We make this clarion call principally based on the injections having never been needed in children in the first place given the risk-benefit calculation, and, critically, on the lack of safety data to inform decision-making. These injections are just not needed in our children and can be devastatingly unsafe! We presented above a reasonably plausible and strong biological and molecular explanation of why children should not, and in fact, ‘must not’ be administered these COVID-19 injections.
In closing, there is very little risk and no data, evidence, or science to justify any of the COVID-19 injections in children. Under no circumstance should we expose the risk of the injections to children, and to consider putting risk on children so as to protect adults is perverse, reckless, and very dangerous. There is no safety data. The focus rather has to be on early treatment and testing (sero antibody or T cell) to establish who is a credible candidate for these injections if properly ethically informed and consented, for it is very dangerous to layer inoculation on top of existing COVID recovered, naturally acquired immunity (no benefit and only potential harm/adverse effects) (here, here, here, here, here, and here). We must establish who is COVID recovered, which is natural immunity, as this is a critical piece of the puzzle before any injection. Additionally, if public health agency leaders Fauci, Walensky, and Collins continue to demand our children be vaccinated, then they must remove liability protection for all who benefit from it.

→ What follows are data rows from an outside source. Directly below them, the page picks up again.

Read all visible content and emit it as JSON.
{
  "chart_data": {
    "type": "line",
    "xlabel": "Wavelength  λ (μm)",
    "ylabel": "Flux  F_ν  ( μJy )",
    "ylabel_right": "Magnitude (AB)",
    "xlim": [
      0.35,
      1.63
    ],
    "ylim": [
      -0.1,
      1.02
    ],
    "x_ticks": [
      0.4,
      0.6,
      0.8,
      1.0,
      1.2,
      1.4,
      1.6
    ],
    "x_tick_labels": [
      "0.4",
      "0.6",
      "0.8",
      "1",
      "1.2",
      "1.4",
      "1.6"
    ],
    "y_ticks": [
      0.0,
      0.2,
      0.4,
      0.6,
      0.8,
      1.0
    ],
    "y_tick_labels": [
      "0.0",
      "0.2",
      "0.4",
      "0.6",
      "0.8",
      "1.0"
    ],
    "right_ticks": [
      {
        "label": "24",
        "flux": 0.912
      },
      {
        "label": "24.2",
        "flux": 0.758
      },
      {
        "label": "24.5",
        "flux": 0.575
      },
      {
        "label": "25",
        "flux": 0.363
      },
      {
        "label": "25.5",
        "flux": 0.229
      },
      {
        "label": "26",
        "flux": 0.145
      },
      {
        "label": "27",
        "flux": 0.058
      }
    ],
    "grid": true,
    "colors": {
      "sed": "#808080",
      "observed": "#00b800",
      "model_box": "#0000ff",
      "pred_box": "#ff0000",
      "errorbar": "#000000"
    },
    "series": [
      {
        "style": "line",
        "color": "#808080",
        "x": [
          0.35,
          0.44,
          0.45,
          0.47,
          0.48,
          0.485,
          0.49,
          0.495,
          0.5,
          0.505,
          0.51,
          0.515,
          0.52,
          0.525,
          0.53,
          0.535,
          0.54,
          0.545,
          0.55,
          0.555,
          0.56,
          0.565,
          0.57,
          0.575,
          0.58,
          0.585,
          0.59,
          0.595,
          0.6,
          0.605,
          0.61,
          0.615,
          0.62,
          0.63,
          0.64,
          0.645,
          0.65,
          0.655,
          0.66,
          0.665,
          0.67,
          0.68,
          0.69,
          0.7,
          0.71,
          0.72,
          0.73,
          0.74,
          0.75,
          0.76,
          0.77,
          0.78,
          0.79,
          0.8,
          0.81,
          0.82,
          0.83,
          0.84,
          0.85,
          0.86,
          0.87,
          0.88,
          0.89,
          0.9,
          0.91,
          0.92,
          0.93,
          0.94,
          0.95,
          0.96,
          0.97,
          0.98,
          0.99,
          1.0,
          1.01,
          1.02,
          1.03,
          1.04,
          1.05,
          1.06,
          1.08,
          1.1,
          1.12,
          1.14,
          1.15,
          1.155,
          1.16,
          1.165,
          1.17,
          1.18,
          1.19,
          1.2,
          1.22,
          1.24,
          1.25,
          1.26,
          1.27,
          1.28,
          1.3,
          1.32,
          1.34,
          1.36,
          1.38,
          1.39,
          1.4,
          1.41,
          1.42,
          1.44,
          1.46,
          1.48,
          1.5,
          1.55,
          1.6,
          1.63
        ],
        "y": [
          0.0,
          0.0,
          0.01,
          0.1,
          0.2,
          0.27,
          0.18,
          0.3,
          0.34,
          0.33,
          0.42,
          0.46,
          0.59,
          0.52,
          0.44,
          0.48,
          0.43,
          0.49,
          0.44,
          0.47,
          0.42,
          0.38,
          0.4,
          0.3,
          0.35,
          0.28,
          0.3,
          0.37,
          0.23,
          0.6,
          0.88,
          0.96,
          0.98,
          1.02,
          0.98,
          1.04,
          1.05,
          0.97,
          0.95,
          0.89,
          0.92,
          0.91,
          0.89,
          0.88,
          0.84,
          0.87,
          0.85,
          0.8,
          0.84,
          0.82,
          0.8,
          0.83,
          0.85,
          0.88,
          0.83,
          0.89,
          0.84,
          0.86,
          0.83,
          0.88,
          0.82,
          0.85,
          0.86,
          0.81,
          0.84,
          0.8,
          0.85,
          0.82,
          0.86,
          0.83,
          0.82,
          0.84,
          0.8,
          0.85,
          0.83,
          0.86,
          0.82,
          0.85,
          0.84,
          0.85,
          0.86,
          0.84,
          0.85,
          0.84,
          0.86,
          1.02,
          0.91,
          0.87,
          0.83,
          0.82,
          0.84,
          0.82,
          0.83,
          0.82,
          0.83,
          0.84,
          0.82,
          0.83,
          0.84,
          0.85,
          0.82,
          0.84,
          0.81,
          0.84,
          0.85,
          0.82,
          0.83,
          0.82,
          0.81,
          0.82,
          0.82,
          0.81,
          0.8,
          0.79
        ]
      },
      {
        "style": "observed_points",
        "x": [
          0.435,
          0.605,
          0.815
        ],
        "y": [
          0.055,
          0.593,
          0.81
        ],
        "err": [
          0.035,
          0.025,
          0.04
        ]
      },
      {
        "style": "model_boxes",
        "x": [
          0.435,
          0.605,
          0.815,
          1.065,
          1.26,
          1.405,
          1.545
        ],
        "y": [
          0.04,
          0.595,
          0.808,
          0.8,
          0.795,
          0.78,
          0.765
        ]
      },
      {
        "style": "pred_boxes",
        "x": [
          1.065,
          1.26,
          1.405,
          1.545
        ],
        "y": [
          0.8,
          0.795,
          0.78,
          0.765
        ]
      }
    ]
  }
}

What does all of this mean? I am calling for a pause at least on the administration of these vaccines in toto until we can figure out the safety issues. We are calling for a definite ‘no go’ on administration of any of these injections in children. We think that given the lack of safety data that could inform decision-making, then it is very dangerous and reckless to move to vaccinate our children, especially given their very low risk of acquiring the pathogen and spreading it or getting seriously ill once infected. Global data and science are settled on this. If Dr. Fauci of the NIAID, Dr. Walensky of the CDC, and Dr. Collins of the NIH do not want (offer) to remove liability protection, and if the vaccine developers do not offer to do this, then parents must take this cue that the injection is potentially dangerous and that they (Fauci, Walensky, Collins) know it (at least suspect this), that they know that children may die from these injections (that harms were not ‘excluded’ based on the existing studies), and thus you must refuse to allow any such injection of their children. If these public health leaders do not remove liability protection, then there is a problem. If they think and know the injections are safe, removing liability protection should be no issue for them to do. No liability means no trust! If one child is harmed or dies from these injections, these public health leaders and vaccine companies must be held to account legally for the pain and suffering to the child and families.